今回発表されたカナビスと統合失調症の関連モデルについては、「カナビスで統合失調症になるのは。もともと精神脆弱性を抱えた人」という以前からある主張と基本的に同じであるが、それを統計的に実証して、なぜ「カナビス誘発精神病からその後の統合失調症へと続く連続的疾患」 が多くなるのか明確に示した点で画期的といえる。

今回の「カナビス誘発精神病と称する状態は、統合失調症の初期的な兆候がカナビスによって表面化してきた現象」というモデルを使えば、これまで相矛盾していた見方や、説明が難しかった現象を統一してとらえることができる。

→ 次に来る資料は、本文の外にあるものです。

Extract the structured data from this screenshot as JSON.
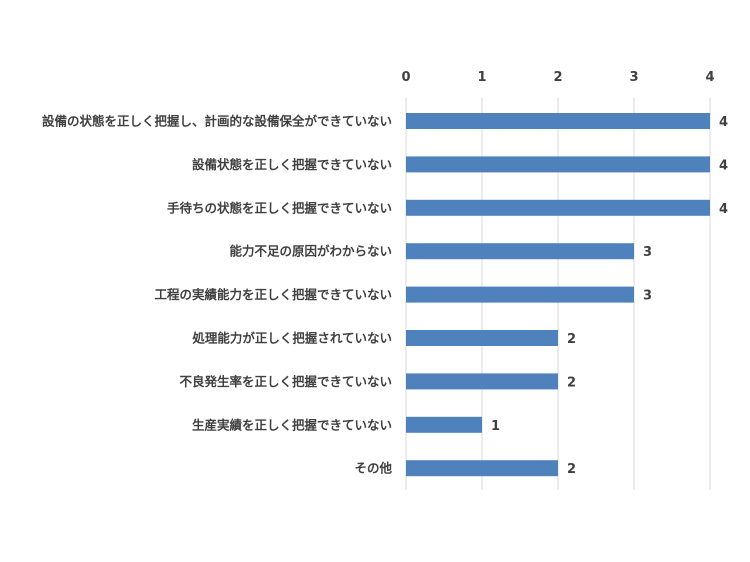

例えば、カナビスを大量に使っていると統合失調症のリスクが高まるという最もポピュラーな主張に対しては、社会全体のカナビスの使用量が増えても統合失調症患者の数が増えていないという決定的な反論があるが、今回のモデルを使って、統合失調症発症前にカナビスによってその初期的な兆候が誘発されただけなので、統合失調症患者の数とカナビスの使用は無関係であると解釈することができる。

また、カナビス使用後に何日か経ってから未使用状態でも同じ症状がぶり返す 「フラッシュバック」 についても、このモデルでは無理なく説明することができる。カナビス誘発精神病は、カナビス喫煙後少なくとも48時間にわたって現実的な感覚を失った精神症状が続く状態とされているので、何日か後で症状がぶり返すことがあっても何ら不思議はなく、たまたまそれをフラッシュバックと呼んできたと考えることもできる。

もともとフラッシュバックについてはその報告も多くはなく、もっぱら事件がらみの法医学関係の分野で語られている。LSDなどの幻覚剤がからんでいるのが普通 で、カナビス単独によるものについての報告は稀にしかない。

フラッシュバック発症30分後に 6ng/mLのTHCが検知された という報告もあるが、普通、この程度ではたいした精神効果は起こらないし、血液中残留最長時間とされる2〜3日以内に多量に摂取した可能性もある。また、事件がらみであれは犯人(発症者)の供述には嘘をつこうとするバイアスがかかっているほか、調査した法医学の専門家が精神科医であるとも限らない。

少なくとも、カナビスによるフラッシュバックについては、誰でもが遭遇する悪害の一つとして強調するのは誇張で間違っている。